The average 60-year-old has $114,500 in his or her 401(k), and half have less than $37,300, according to Aon Hewitt. Americans are a collective $6.6 trillion short of the amount they need to retire comfortably, according to a 2010 analysis by the Center for Retirement Research at Boston College.

Those type of numbers have even helped create a cottage industry for advisers who preach the benefits of trading 401(k) and other retirement accounts.

Richard Schmitt, an adjunct professor at Golden Gate University in San Francisco and a former retirement plan consultant, has come out with a book called 401(k) Day Trading: The Art of Cashing in on a Shaky Market in Minutes a Day. The book, published in October by Wiley Trading, has a list price of $49.95.

"I've seen so many people make their 401(k)s into 201(k)s," Schmitt said of day trading. "This gives you the opportunity to make it into an 801(k)."

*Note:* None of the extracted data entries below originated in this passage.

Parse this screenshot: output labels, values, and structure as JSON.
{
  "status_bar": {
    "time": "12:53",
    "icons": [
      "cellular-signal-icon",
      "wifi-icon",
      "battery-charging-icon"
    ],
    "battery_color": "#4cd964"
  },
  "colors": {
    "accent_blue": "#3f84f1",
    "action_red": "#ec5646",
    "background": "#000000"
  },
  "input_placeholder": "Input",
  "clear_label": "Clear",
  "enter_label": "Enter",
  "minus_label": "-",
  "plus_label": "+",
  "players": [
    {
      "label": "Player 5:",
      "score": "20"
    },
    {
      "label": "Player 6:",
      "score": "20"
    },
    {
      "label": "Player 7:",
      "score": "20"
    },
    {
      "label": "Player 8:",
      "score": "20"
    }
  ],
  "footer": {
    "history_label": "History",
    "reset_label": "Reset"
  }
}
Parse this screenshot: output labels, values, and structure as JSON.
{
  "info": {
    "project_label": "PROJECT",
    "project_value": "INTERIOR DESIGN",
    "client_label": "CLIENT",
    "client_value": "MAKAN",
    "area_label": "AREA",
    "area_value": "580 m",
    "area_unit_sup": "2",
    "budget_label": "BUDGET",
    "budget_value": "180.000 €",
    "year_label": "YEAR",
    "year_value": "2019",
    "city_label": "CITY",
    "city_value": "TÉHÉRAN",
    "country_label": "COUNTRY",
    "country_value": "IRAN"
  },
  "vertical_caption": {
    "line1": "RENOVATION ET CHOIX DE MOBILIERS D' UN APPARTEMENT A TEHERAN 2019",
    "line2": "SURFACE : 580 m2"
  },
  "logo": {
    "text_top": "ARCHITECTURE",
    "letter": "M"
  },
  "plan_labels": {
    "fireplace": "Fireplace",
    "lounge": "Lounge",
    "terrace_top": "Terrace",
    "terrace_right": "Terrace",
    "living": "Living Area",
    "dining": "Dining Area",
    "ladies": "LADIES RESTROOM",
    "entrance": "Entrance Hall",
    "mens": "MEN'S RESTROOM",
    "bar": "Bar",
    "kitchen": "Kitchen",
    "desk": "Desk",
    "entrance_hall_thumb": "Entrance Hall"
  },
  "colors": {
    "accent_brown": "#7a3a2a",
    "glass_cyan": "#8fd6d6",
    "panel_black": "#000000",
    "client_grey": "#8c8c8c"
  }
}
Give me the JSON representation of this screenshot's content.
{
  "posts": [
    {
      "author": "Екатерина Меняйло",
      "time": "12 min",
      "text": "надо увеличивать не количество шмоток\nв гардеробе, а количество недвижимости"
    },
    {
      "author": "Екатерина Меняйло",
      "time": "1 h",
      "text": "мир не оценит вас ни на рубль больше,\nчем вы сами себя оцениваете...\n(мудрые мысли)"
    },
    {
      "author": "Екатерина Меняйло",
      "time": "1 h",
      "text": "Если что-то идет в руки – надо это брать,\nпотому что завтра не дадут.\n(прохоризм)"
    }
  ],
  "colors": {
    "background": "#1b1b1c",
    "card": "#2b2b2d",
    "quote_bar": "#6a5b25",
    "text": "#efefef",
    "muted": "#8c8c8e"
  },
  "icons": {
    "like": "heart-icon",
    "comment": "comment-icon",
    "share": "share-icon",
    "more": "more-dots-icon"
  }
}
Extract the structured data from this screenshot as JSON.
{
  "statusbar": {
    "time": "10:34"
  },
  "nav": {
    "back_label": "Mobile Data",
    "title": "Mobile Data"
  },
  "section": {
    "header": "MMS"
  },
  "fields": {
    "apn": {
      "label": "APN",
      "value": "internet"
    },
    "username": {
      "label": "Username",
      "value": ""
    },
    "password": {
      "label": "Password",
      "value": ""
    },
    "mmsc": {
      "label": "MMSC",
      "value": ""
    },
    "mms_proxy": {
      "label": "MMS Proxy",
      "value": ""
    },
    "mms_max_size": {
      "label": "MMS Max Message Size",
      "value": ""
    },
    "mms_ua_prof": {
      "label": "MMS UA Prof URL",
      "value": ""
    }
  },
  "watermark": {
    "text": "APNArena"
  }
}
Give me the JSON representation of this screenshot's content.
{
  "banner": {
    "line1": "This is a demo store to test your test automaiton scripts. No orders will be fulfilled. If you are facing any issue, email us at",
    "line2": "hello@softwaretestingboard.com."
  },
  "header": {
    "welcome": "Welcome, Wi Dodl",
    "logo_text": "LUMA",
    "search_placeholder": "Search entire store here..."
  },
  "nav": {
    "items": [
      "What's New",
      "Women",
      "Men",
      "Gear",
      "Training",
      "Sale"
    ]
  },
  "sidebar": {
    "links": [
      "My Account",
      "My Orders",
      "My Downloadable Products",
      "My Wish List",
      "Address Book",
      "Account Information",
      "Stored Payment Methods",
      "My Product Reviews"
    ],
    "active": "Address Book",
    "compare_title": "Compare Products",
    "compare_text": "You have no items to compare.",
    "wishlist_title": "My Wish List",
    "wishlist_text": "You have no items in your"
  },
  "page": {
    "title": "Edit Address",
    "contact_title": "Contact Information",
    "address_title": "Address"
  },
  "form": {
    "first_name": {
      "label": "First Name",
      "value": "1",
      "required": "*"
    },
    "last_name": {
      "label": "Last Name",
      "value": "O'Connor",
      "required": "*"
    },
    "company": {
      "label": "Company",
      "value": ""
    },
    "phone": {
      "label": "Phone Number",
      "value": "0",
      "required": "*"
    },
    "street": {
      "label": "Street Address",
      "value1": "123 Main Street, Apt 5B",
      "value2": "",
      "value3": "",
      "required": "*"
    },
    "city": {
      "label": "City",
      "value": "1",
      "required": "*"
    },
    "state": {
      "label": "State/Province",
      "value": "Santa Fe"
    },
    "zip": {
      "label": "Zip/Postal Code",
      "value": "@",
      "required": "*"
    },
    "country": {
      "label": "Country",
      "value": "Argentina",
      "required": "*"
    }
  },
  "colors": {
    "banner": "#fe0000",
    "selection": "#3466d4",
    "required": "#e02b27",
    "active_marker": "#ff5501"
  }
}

Schmitt has been day trading his 401(k) account for four years and has beaten the S&P 500 by 15.2 percent during that time, he said.

Todd Larsen, a mechanical engineer from Willow Park, Texas, runs www.401ktradingsystem.com, a website that advises followers to shift their money once a month. The site, which charges a one-time fee of $199, says it recommends safe money-market funds about 75 percent of the time.

Some people are trying another potentially risky tactic to overcome the weak market: trading stock options in their IRA accounts.

They agree to buy a falling stock, or sell a rising one, in exchange for a set payment. The goal is to pocket steady fees without having to buy or sell at inopportune times.

As many as 40 percent of people trading options at the Motley Fool do so in retirement accounts, said Jeff Fischer, an options adviser at the investment website.

"There is — I don't want to use the word 'desperation' — but it's close to that," Fischer said. "Ten years of a flat stock market bumps up against reality for people in their 50s or 60s who are running out of time to see appreciation" in the stock market.